CBA — Champion Bear Resources Ltd. — is a micro-cap mining exploration stock trading at C$0.04 on the TSX Venture Exchange. The story this week is not price action. It is the near-vertical rise in short interest from a standing start.
Short positions have exploded from near-zero to roughly 28,000 shares in a matter of weeks. At the start of April, shares short numbered just 267 — a rounding error for almost any stock. By April 21 that figure had risen to 2,906. It then jumped to 17,406 by April 24, and reached 27,906 by April 28. That is a more than 100-fold increase over the month. In absolute terms the number remains tiny for any stock with a meaningful float. But the rate of change is extreme, and the directional shift is unambiguous: someone has decided, for the first time in a long time, that this stock is worth shorting.

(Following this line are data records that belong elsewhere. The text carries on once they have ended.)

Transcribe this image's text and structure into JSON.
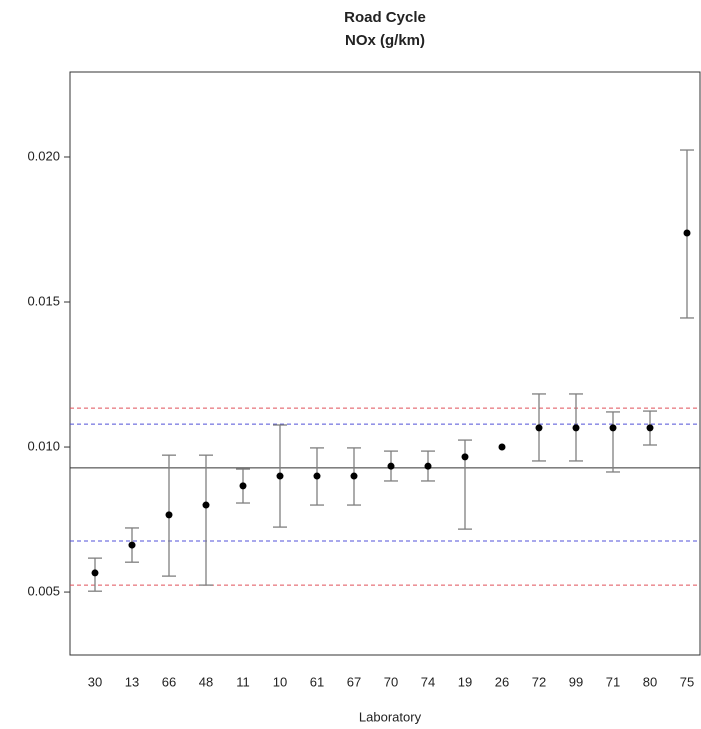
{
  "chart_data": {
    "type": "errorbar",
    "title": "Road Cycle",
    "subtitle": "NOx (g/km)",
    "x_label": "Laboratory",
    "categories": [
      "30",
      "13",
      "66",
      "48",
      "11",
      "10",
      "61",
      "67",
      "70",
      "74",
      "19",
      "26",
      "72",
      "99",
      "71",
      "80",
      "75"
    ],
    "values": [
      0.00566,
      0.00662,
      0.00766,
      0.008,
      0.00866,
      0.009,
      0.009,
      0.009,
      0.00934,
      0.00934,
      0.00966,
      0.01,
      0.01066,
      0.01066,
      0.01066,
      0.01066,
      0.01738
    ],
    "lower": [
      0.00503,
      0.00603,
      0.00555,
      0.00524,
      0.00807,
      0.00724,
      0.008,
      0.008,
      0.00883,
      0.00883,
      0.00717,
      null,
      0.00952,
      0.00952,
      0.00914,
      0.01007,
      0.01445
    ],
    "upper": [
      0.00617,
      0.00721,
      0.00972,
      0.00972,
      0.00924,
      0.01076,
      0.00997,
      0.00997,
      0.00986,
      0.00986,
      0.01024,
      null,
      0.01183,
      0.01183,
      0.01121,
      0.01124,
      0.02024
    ],
    "color": "#000000",
    "error_color": "#7f7f7f",
    "reference_lines": [
      {
        "value": 0.01134,
        "color": "#e0505a",
        "dashed": true
      },
      {
        "value": 0.01079,
        "color": "#5050d8",
        "dashed": true
      },
      {
        "value": 0.00928,
        "color": "#333333",
        "dashed": false
      },
      {
        "value": 0.00676,
        "color": "#5050d8",
        "dashed": true
      },
      {
        "value": 0.00524,
        "color": "#e0505a",
        "dashed": true
      }
    ],
    "ylim": [
      0.00283,
      0.02293
    ],
    "yticks": [
      {
        "value": 0.005,
        "label": "0.005"
      },
      {
        "value": 0.01,
        "label": "0.010"
      },
      {
        "value": 0.015,
        "label": "0.015"
      },
      {
        "value": 0.02,
        "label": "0.020"
      }
    ]
  }
}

The lending market has responded. Cost to borrow has climbed sharply, reaching 5.69% by April 28 — up from just 0.59% a week earlier. That is an almost tenfold increase in one week. For context, the cost sat at that same 0.59% floor for most of the past year. The spike is consistent with a sudden and unusual surge in demand for borrows on a name that normally sees almost no short-selling activity at all.

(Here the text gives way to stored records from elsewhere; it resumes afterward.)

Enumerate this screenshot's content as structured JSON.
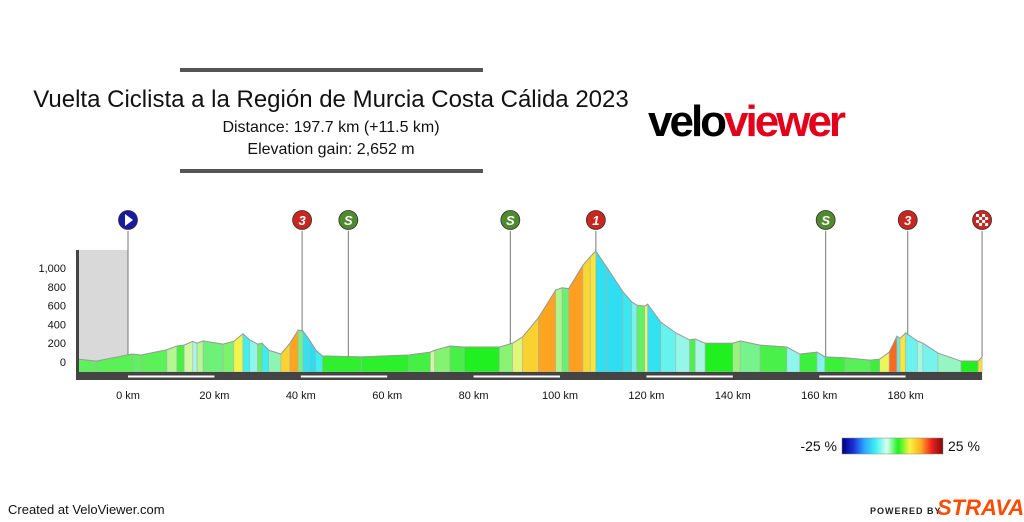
{
  "header": {
    "title": "Vuelta Ciclista a la Región de Murcia Costa Cálida 2023",
    "distance": "Distance: 197.7 km (+11.5 km)",
    "elevation_gain": "Elevation gain: 2,652 m",
    "logo_text_black": "velo",
    "logo_text_red": "viewer"
  },
  "footer": {
    "created": "Created at VeloViewer.com",
    "powered_by": "POWERED BY",
    "strava": "STRAVA"
  },
  "colors": {
    "strava": "#fc4c02",
    "logo_red": "#e3001b",
    "axis": "#444444",
    "neutral": "#d9d9d9"
  },
  "chart_data": {
    "type": "area",
    "xlabel": "",
    "ylabel": "",
    "x_unit": "km",
    "y_unit": "m",
    "xlim": [
      -11.5,
      197.7
    ],
    "ylim": [
      0,
      1200
    ],
    "x_ticks": [
      "0 km",
      "20 km",
      "40 km",
      "60 km",
      "80 km",
      "100 km",
      "120 km",
      "140 km",
      "160 km",
      "180 km"
    ],
    "x_tick_values": [
      0,
      20,
      40,
      60,
      80,
      100,
      120,
      140,
      160,
      180
    ],
    "y_ticks": [
      "0",
      "200",
      "400",
      "600",
      "800",
      "1,000"
    ],
    "y_tick_values": [
      0,
      200,
      400,
      600,
      800,
      1000
    ],
    "neutral_zone_km": [
      -11.5,
      0
    ],
    "profile": [
      [
        -11.5,
        30
      ],
      [
        -7.4,
        10
      ],
      [
        1,
        85
      ],
      [
        3,
        75
      ],
      [
        9,
        130
      ],
      [
        11.3,
        170
      ],
      [
        13,
        180
      ],
      [
        15,
        220
      ],
      [
        16,
        200
      ],
      [
        17.4,
        225
      ],
      [
        22,
        190
      ],
      [
        24.5,
        220
      ],
      [
        26.6,
        300
      ],
      [
        28.2,
        235
      ],
      [
        30,
        190
      ],
      [
        31,
        200
      ],
      [
        32.6,
        125
      ],
      [
        35.4,
        85
      ],
      [
        37.5,
        200
      ],
      [
        39.4,
        340
      ],
      [
        40.5,
        330
      ],
      [
        42,
        235
      ],
      [
        43.5,
        125
      ],
      [
        45,
        65
      ],
      [
        54,
        55
      ],
      [
        65,
        75
      ],
      [
        70,
        105
      ],
      [
        71,
        125
      ],
      [
        74.5,
        170
      ],
      [
        77.8,
        160
      ],
      [
        86,
        160
      ],
      [
        89,
        200
      ],
      [
        91.3,
        265
      ],
      [
        95,
        470
      ],
      [
        99,
        765
      ],
      [
        100.5,
        790
      ],
      [
        102,
        780
      ],
      [
        105.3,
        1030
      ],
      [
        107,
        1120
      ],
      [
        108.3,
        1180
      ],
      [
        110.8,
        1010
      ],
      [
        114.6,
        745
      ],
      [
        116.6,
        640
      ],
      [
        117.8,
        605
      ],
      [
        119.6,
        595
      ],
      [
        120.3,
        615
      ],
      [
        123.3,
        425
      ],
      [
        126.8,
        310
      ],
      [
        130,
        235
      ],
      [
        131.3,
        245
      ],
      [
        133.6,
        200
      ],
      [
        140,
        200
      ],
      [
        141.7,
        225
      ],
      [
        146.3,
        180
      ],
      [
        152.5,
        160
      ],
      [
        155.5,
        85
      ],
      [
        159.5,
        105
      ],
      [
        161.3,
        55
      ],
      [
        166,
        45
      ],
      [
        171.8,
        20
      ],
      [
        174,
        30
      ],
      [
        176.2,
        105
      ],
      [
        178,
        275
      ],
      [
        178.7,
        250
      ],
      [
        180,
        310
      ],
      [
        182.7,
        225
      ],
      [
        184,
        200
      ],
      [
        187.5,
        95
      ],
      [
        192.8,
        10
      ],
      [
        196.8,
        10
      ],
      [
        197.7,
        55
      ]
    ],
    "markers": [
      {
        "km": 0,
        "type": "start",
        "label": "",
        "color": "#1a1aa0",
        "icon": "play-icon"
      },
      {
        "km": 40.3,
        "type": "kom",
        "label": "3",
        "color": "#c8261e",
        "icon": "kom-3-icon"
      },
      {
        "km": 51,
        "type": "sprint",
        "label": "S",
        "color": "#4f8a2e",
        "icon": "sprint-icon"
      },
      {
        "km": 88.5,
        "type": "sprint",
        "label": "S",
        "color": "#4f8a2e",
        "icon": "sprint-icon"
      },
      {
        "km": 108.3,
        "type": "kom",
        "label": "1",
        "color": "#c8261e",
        "icon": "kom-1-icon"
      },
      {
        "km": 161.5,
        "type": "sprint",
        "label": "S",
        "color": "#4f8a2e",
        "icon": "sprint-icon"
      },
      {
        "km": 180.5,
        "type": "kom",
        "label": "3",
        "color": "#c8261e",
        "icon": "kom-3-icon"
      },
      {
        "km": 197.7,
        "type": "finish",
        "label": "",
        "color": "#c8261e",
        "icon": "checkered-flag-icon"
      }
    ],
    "legend": {
      "min_label": "-25 %",
      "max_label": "25 %",
      "min": -25,
      "max": 25,
      "stops": [
        "#00007a",
        "#1a2fd8",
        "#2aa8ff",
        "#3ff0f0",
        "#d8fff0",
        "#20f020",
        "#f5f540",
        "#ffb020",
        "#ee2020",
        "#7a0a0a"
      ]
    }
  }
}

The ORTEX short score ranks in the 80th percentile relative to peers, reflecting the unusual nature of this positioning shift. The score itself, at 28.1, has been relatively stable over the week — the rank captures how rare this level of short-side activity is for a stock of this profile. No analyst coverage, no institutional data of note (the most recent holder data is nearly two years old and therefore not relied upon here), and no options market complicate the picture further. The stock's earnings history shows consistent 25% single-day moves on announcement dates — notable for a C$0.04 name, and the next event is scheduled for May 5.

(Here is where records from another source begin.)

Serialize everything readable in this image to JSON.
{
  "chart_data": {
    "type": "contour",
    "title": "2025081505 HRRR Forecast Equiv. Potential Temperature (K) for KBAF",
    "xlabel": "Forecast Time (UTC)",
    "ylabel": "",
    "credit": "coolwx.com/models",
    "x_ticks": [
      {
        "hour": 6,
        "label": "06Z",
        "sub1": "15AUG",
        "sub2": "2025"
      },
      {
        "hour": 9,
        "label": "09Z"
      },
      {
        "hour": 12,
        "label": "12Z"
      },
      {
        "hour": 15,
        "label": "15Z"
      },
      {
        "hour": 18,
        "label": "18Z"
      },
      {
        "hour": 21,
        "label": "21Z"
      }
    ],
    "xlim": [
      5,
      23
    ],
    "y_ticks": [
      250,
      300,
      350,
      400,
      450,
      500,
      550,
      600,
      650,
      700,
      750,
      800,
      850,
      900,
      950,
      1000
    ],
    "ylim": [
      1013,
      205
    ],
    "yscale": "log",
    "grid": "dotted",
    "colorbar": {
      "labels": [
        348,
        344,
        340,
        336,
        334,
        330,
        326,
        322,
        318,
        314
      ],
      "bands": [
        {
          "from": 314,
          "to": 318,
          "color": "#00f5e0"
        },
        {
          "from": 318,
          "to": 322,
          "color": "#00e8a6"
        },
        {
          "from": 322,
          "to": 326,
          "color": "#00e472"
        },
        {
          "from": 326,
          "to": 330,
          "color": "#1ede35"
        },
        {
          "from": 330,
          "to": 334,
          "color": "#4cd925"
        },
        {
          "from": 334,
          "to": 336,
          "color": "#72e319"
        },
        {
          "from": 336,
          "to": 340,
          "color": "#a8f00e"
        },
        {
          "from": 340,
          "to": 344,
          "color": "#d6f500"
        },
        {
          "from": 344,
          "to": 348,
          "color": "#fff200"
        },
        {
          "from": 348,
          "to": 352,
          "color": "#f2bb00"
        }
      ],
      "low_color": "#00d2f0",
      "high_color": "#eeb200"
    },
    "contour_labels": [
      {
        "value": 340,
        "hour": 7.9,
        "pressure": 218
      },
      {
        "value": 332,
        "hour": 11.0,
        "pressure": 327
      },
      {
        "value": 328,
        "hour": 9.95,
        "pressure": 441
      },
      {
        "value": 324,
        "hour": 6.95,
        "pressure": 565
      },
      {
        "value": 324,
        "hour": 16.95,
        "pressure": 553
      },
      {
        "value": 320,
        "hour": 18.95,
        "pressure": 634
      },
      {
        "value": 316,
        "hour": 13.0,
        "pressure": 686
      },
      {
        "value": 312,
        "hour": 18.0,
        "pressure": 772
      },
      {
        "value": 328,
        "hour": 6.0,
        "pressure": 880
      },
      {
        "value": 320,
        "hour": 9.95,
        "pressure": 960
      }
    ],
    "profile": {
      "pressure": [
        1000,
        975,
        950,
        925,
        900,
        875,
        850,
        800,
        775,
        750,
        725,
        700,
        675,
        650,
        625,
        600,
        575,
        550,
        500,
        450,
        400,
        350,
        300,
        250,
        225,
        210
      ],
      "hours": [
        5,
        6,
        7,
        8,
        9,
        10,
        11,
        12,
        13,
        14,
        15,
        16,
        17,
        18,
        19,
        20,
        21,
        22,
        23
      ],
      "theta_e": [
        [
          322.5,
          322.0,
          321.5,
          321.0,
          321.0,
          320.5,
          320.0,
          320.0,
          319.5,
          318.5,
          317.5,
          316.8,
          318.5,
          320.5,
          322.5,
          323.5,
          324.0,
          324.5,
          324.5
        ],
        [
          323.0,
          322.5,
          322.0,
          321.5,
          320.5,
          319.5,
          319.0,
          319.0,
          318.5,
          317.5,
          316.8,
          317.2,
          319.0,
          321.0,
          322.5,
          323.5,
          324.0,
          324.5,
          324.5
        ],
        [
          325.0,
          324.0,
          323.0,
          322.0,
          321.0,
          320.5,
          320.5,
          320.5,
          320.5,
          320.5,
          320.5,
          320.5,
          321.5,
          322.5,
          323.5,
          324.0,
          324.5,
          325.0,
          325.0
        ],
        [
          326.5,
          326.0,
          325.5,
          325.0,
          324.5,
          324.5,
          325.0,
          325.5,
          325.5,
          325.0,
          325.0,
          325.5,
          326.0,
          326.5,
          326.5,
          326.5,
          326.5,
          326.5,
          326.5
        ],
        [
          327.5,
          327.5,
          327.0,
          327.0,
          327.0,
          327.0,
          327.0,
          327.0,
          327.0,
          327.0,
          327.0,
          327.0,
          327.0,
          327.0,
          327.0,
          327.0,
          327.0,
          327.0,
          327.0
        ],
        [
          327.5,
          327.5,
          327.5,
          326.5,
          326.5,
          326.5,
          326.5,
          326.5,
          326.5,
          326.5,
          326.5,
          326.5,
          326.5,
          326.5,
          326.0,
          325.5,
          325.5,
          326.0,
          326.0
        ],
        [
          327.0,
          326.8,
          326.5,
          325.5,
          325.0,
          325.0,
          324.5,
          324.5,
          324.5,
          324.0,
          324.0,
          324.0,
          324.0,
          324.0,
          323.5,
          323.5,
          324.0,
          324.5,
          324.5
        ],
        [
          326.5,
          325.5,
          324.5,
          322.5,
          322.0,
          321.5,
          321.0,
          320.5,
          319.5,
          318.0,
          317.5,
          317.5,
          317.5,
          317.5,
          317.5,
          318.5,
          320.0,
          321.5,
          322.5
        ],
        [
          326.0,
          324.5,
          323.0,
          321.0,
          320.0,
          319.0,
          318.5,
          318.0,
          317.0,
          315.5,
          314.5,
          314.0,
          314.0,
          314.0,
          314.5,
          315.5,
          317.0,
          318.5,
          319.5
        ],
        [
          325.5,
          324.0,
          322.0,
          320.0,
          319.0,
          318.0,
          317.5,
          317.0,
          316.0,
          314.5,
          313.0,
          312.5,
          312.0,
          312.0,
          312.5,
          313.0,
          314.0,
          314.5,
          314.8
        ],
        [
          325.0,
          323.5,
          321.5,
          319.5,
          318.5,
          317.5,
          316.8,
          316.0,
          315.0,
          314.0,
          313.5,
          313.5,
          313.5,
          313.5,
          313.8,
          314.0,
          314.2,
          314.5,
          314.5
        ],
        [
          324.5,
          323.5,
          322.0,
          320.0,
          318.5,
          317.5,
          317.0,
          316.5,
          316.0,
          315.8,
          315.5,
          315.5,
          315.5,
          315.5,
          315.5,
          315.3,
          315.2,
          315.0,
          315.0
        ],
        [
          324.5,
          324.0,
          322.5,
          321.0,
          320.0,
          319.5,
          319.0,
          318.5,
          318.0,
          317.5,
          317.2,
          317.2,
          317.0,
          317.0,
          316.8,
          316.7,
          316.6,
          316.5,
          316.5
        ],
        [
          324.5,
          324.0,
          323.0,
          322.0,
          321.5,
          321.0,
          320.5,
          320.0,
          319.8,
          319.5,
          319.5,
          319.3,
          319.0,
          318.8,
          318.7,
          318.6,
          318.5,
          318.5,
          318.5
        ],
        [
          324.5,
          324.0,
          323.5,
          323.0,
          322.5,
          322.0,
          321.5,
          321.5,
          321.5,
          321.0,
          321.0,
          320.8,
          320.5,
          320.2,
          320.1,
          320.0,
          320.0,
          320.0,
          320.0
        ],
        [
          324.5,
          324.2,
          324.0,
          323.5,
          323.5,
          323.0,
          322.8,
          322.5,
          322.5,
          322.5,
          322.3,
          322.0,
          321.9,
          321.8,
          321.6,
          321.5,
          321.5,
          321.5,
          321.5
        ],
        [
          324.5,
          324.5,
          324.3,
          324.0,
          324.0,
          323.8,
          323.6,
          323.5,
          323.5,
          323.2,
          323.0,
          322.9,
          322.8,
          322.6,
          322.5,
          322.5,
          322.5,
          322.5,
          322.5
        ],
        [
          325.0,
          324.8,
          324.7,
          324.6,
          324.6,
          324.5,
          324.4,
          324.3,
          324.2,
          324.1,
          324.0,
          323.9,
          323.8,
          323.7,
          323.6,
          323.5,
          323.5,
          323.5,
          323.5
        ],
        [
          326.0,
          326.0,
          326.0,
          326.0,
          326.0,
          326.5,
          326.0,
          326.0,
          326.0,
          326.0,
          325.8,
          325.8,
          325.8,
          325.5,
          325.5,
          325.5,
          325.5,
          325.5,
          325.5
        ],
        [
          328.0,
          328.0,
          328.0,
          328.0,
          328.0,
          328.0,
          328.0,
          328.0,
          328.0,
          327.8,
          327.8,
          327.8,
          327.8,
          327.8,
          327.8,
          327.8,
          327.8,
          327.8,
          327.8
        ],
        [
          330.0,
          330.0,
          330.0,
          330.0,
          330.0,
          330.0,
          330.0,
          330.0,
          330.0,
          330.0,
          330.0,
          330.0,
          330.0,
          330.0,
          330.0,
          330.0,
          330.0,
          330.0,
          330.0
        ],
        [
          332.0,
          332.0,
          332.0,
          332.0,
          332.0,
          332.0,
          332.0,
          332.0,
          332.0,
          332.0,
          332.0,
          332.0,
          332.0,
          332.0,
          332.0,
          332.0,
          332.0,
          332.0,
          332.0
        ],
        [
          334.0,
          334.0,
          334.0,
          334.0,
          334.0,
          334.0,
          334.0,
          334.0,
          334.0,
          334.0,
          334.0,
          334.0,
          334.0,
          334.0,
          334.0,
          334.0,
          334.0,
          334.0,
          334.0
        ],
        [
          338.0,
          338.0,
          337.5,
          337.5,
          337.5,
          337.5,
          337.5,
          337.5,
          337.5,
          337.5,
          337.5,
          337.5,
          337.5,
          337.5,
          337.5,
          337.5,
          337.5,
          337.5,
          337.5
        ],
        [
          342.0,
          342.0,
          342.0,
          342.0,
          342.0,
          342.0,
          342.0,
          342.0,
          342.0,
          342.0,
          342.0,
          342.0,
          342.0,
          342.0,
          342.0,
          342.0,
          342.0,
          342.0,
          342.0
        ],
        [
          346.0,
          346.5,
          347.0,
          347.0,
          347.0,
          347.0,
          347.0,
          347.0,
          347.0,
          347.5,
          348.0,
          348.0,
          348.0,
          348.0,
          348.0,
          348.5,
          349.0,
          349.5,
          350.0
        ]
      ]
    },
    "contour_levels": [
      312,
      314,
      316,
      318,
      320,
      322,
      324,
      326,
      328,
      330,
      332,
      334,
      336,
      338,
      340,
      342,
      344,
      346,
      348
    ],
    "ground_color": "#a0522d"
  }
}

The key question heading into that May 5 filing is whether the short-interest build is an informed bet against the announcement, or simply a mechanical artefact of thin float and low absolute share counts. With 27,906 shares short on what appears to be a very thinly traded name, even small changes in position size produce dramatic percentage moves. Watch whether the short count continues to grow before the event date — or reverses just as quickly as it appeared.